As future research, a clinical study to assess the validity of the methods in a real clinical scenario would be desirable.
5. Conclusions
In this paper, two analyses have been performed. Firstly, a comparison between an unsupervised segmentation method and two supervised segmentation methods, based on deep learning, has been carried out. Secondly, the identification of BCC amongst other types of skin lesions has been performed in the following two different scenarios: with a previous segmentation of the lesion and without segmenting the lesion. To this second task, different deep neural networks have been tested.
Experiments to compare the different segmentation methods show that SegNet architecture has attained the best behavior, obtaining 94% accuracy.
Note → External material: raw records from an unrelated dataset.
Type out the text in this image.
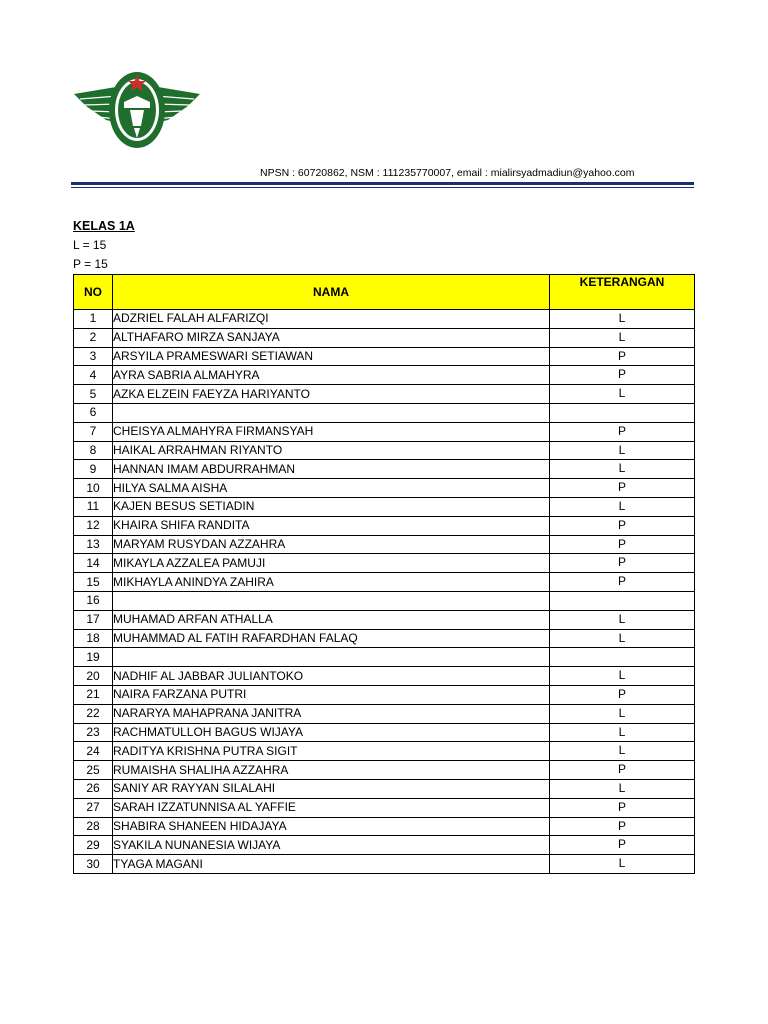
NPSN : 60720862, NSM : 111235770007, email : mialirsyadmadiun@yahoo.com
KELAS 1A
L = 15
P = 15
NO	NAMA	KETERANGAN
1	ADZRIEL FALAH ALFARIZQI	L
2	ALTHAFARO MIRZA SANJAYA	L
3	ARSYILA PRAMESWARI SETIAWAN	P
4	AYRA SABRIA ALMAHYRA	P
5	AZKA ELZEIN FAEYZA HARIYANTO	L
6		
7	CHEISYA ALMAHYRA FIRMANSYAH	P
8	HAIKAL ARRAHMAN RIYANTO	L
9	HANNAN IMAM ABDURRAHMAN	L
10	HILYA SALMA AISHA	P
11	KAJEN BESUS SETIADIN	L
12	KHAIRA SHIFA RANDITA	P
13	MARYAM RUSYDAN AZZAHRA	P
14	MIKAYLA AZZALEA PAMUJI	P
15	MIKHAYLA ANINDYA ZAHIRA	P
16		
17	MUHAMAD ARFAN ATHALLA	L
18	MUHAMMAD AL FATIH RAFARDHAN FALAQ	L
19		
20	NADHIF AL JABBAR JULIANTOKO	L
21	NAIRA FARZANA PUTRI	P
22	NARARYA MAHAPRANA JANITRA	L
23	RACHMATULLOH BAGUS WIJAYA	L
24	RADITYA KRISHNA PUTRA SIGIT	L
25	RUMAISHA SHALIHA AZZAHRA	P
26	SANIY AR RAYYAN SILALAHI	L
27	SARAH IZZATUNNISA AL YAFFIE	P
28	SHABIRA SHANEEN HIDAJAYA	P
29	SYAKILA NUNANESIA WIJAYA	P
30	TYAGA MAGANI	L
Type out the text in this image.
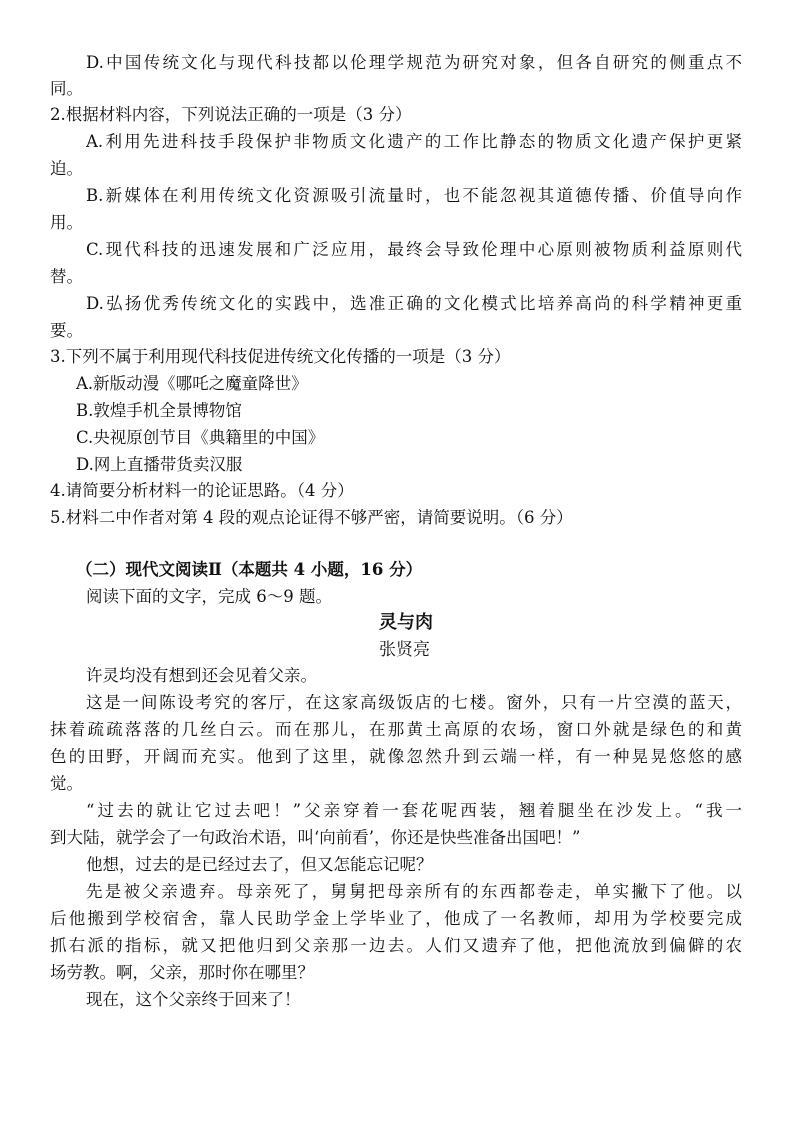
D.中国传统文化与现代科技都以伦理学规范为研究对象，但各自研究的侧重点不
同。
2.根据材料内容，下列说法正确的一项是（3 分）
A.利用先进科技手段保护非物质文化遗产的工作比静态的物质文化遗产保护更紧
迫。
B.新媒体在利用传统文化资源吸引流量时，也不能忽视其道德传播、价值导向作
用。
C.现代科技的迅速发展和广泛应用，最终会导致伦理中心原则被物质利益原则代
替。
D.弘扬优秀传统文化的实践中，选准正确的文化模式比培养高尚的科学精神更重
要。
3.下列不属于利用现代科技促进传统文化传播的一项是（3 分）
A.新版动漫《哪吒之魔童降世》
B.敦煌手机全景博物馆
C.央视原创节目《典籍里的中国》
D.网上直播带货卖汉服
4.请简要分析材料一的论证思路。（4 分）
5.材料二中作者对第 4 段的观点论证得不够严密，请简要说明。（6 分）
（二）现代文阅读Ⅱ（本题共 4 小题，16 分）
阅读下面的文字，完成 6～9 题。
灵与肉
张贤亮
许灵均没有想到还会见着父亲。
这是一间陈设考究的客厅，在这家高级饭店的七楼。窗外，只有一片空漠的蓝天，
抹着疏疏落落的几丝白云。而在那儿，在那黄土高原的农场，窗口外就是绿色的和黄
色的田野，开阔而充实。他到了这里，就像忽然升到云端一样，有一种晃晃悠悠的感
觉。
“过去的就让它过去吧！”父亲穿着一套花呢西装，翘着腿坐在沙发上。“我一
到大陆，就学会了一句政治术语，叫‘向前看’，你还是快些准备出国吧！”
他想，过去的是已经过去了，但又怎能忘记呢？
先是被父亲遗弃。母亲死了，舅舅把母亲所有的东西都卷走，单实撇下了他。以
后他搬到学校宿舍，靠人民助学金上学毕业了，他成了一名教师，却用为学校要完成
抓右派的指标，就又把他归到父亲那一边去。人们又遗弃了他，把他流放到偏僻的农
场劳教。啊，父亲，那时你在哪里？
现在，这个父亲终于回来了！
The ISIC 2019 public database [
6] has been used to carry out the classification task. A 98% accuracy, 0.84% sensitivity and 0.96% specificity, for distinguishing BCC from nevus, and a 95% accuracy, 0.68% sensitivity and 0.97% specificity, classifying BCC vs. all lesions, have been obtained. Furthermore, the proposed algorithm outperforms the winner of the ISIC 2019 challenge in almost all the metrics, when lesions are classified into eight classes.
In summary, this paper adds important comparison studies, applied to the analysis of BCC, that have not been performed previously. These studies are of interest, because BCC is the skin cancer of highest incidence. First, an analysis of the utility of BCC segmentation to improve classification is carried out, driving to the conclusion that previous segmentation does not improve the classification. Secondly, a tool for the discrimination between BCC and nevus, which is the most common pigmented lesion, is provided. Finally, we have demonstrated that an ensemble of well-known CNN can attain results that can compete with the best methods in the ISIC challenge.